Życie jest książką pisaną każdego dnia. Kiedy coś się kończy, to jednocześnie otwiera się nowa karta. Warto wtedy zadać sobie pytanie: Czego nowego dowiedziałem się o sobie samym?
Jak można to zrobić w sposób praktyczny? Podaję swoje refleksje.
- Nie jestem politykiem. Nie podnoszę łapki do góry, by przyłączyć się do większości, jeżeli jest to sprzeczne z moimi zasadami i normami.
- Jestem wszechstronny. Potrafię poruszać się i w „humanistyce” i „ekonomice”.
- Mam swoje zasady, normy i wartości. Najważniejszą z nich jest bycie w zgodzie z sobą i własnym sumieniem.
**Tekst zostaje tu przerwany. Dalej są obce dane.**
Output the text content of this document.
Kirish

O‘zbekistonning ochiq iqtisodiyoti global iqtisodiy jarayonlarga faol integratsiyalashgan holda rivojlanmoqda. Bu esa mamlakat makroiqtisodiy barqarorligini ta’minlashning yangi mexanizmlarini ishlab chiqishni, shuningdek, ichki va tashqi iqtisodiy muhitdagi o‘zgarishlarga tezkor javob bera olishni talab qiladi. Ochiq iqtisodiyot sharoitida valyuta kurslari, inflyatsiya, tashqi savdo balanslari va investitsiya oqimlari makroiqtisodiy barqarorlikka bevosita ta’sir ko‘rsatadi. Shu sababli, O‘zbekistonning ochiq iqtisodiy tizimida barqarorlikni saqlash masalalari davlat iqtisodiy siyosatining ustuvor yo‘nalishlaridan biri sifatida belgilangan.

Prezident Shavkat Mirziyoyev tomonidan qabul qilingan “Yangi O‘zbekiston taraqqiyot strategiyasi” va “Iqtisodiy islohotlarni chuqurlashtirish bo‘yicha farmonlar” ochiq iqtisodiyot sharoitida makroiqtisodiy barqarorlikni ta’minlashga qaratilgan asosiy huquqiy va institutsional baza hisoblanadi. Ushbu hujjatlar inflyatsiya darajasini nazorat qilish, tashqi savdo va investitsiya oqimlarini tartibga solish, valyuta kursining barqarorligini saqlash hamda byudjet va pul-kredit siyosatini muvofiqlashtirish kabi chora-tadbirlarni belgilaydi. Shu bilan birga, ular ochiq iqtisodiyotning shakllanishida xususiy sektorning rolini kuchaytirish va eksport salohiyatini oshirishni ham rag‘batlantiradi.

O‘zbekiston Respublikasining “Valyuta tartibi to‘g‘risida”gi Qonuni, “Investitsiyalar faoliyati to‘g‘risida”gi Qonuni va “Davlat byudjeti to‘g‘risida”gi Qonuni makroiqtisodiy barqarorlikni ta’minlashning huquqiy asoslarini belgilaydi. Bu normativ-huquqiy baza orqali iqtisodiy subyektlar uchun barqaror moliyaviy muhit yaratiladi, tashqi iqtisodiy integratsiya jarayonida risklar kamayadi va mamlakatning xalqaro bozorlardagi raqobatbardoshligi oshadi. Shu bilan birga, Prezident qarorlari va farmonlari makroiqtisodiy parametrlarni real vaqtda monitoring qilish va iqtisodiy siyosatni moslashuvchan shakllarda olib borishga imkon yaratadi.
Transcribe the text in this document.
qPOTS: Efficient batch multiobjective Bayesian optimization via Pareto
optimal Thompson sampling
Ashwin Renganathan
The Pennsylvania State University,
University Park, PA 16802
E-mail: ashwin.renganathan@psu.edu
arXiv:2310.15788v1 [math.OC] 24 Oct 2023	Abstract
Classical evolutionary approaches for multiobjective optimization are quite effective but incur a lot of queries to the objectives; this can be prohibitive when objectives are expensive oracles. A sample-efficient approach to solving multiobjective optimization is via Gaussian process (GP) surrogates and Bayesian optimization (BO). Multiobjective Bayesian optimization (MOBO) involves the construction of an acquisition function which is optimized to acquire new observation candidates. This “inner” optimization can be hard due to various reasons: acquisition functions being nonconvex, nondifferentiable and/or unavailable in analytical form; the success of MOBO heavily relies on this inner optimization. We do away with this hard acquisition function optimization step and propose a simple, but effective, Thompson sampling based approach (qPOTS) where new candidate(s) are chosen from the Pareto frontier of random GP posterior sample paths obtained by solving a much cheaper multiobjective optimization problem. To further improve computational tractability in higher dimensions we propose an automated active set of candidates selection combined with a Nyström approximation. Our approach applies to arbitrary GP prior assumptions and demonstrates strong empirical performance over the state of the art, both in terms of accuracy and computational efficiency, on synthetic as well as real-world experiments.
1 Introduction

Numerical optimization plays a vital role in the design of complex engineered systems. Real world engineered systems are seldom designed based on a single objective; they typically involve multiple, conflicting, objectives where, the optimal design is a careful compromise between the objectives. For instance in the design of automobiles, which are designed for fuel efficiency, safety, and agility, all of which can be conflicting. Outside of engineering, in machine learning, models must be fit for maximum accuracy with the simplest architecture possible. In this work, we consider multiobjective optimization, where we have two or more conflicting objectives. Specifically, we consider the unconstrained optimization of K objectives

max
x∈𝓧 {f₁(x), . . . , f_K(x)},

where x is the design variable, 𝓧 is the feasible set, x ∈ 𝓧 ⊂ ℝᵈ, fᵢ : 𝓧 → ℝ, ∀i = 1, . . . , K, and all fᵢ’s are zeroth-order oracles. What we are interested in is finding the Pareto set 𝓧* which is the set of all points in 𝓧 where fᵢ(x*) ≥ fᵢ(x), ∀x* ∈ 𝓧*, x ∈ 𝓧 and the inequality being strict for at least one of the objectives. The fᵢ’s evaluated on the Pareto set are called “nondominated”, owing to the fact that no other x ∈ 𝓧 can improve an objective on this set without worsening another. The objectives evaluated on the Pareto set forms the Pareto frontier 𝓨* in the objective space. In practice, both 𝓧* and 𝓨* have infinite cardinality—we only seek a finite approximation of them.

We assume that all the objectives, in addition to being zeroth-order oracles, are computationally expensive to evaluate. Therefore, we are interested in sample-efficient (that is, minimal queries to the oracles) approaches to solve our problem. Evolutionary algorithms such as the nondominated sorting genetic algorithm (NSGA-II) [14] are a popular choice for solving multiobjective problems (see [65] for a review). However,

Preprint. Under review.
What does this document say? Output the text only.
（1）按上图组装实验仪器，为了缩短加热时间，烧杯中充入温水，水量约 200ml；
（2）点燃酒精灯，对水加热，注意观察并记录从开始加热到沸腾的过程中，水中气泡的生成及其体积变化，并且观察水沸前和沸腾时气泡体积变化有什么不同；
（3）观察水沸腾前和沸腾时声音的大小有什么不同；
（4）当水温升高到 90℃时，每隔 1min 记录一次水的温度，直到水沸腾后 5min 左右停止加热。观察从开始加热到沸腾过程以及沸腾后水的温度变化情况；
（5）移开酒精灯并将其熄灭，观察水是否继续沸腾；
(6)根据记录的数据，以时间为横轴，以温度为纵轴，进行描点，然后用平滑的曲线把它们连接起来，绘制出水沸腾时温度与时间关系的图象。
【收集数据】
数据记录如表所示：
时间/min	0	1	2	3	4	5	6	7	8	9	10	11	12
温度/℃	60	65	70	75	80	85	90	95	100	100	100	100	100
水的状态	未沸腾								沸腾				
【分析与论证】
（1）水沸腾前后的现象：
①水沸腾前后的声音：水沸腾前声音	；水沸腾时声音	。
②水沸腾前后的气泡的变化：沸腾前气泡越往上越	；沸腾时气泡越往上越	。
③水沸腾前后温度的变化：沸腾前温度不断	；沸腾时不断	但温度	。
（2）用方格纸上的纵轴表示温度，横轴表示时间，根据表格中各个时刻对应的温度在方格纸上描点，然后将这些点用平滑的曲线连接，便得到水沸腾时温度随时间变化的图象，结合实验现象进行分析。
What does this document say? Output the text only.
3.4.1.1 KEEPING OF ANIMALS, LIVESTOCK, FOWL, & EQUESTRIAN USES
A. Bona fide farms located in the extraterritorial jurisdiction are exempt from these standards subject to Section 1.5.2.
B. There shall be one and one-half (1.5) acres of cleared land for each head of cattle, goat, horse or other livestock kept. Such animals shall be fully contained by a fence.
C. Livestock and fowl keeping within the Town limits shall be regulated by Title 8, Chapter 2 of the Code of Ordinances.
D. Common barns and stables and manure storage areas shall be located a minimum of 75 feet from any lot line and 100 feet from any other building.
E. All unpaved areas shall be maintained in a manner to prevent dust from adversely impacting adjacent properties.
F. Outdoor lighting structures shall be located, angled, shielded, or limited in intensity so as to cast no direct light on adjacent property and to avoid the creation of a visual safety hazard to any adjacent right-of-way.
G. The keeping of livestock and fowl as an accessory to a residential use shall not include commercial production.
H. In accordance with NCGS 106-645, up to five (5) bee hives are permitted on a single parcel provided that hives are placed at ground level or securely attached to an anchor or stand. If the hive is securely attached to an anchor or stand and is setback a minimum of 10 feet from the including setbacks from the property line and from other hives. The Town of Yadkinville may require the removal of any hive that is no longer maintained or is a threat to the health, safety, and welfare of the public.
- Życie samo weryfikuje przyjaciół. Rozwiązania które dają mi inni, nie są moimi- nie ma idealnych rozwiązań dla wszystkich.
- Nie oczekując niczego mogę zyskać wszystko.
- Nie jestem zwierzęciem stadnym. Dobrze czuję się w relacji indywidualnej z Klientem. Obcy jest mi stadny, owczy pęd za większością.
- Nie potrafię, a tak naprawdę nie chcę wyrzec się swoich wartości dla korzyści finansowych, awansu, zachowania pracy.
- Jeżeli wierzę w jakąś ideę, jestem jej wierny do końca, nawet swoim kosztem.
- Jeżeli mam coś zrobić, muszę mieć przekonanie co do słuszności mojej decyzji.
- Łatwo ufam ludziom, a może przewrotnie: Do samego końca wierzę w uczciwość i dobro tkwiące w drugim człowieku.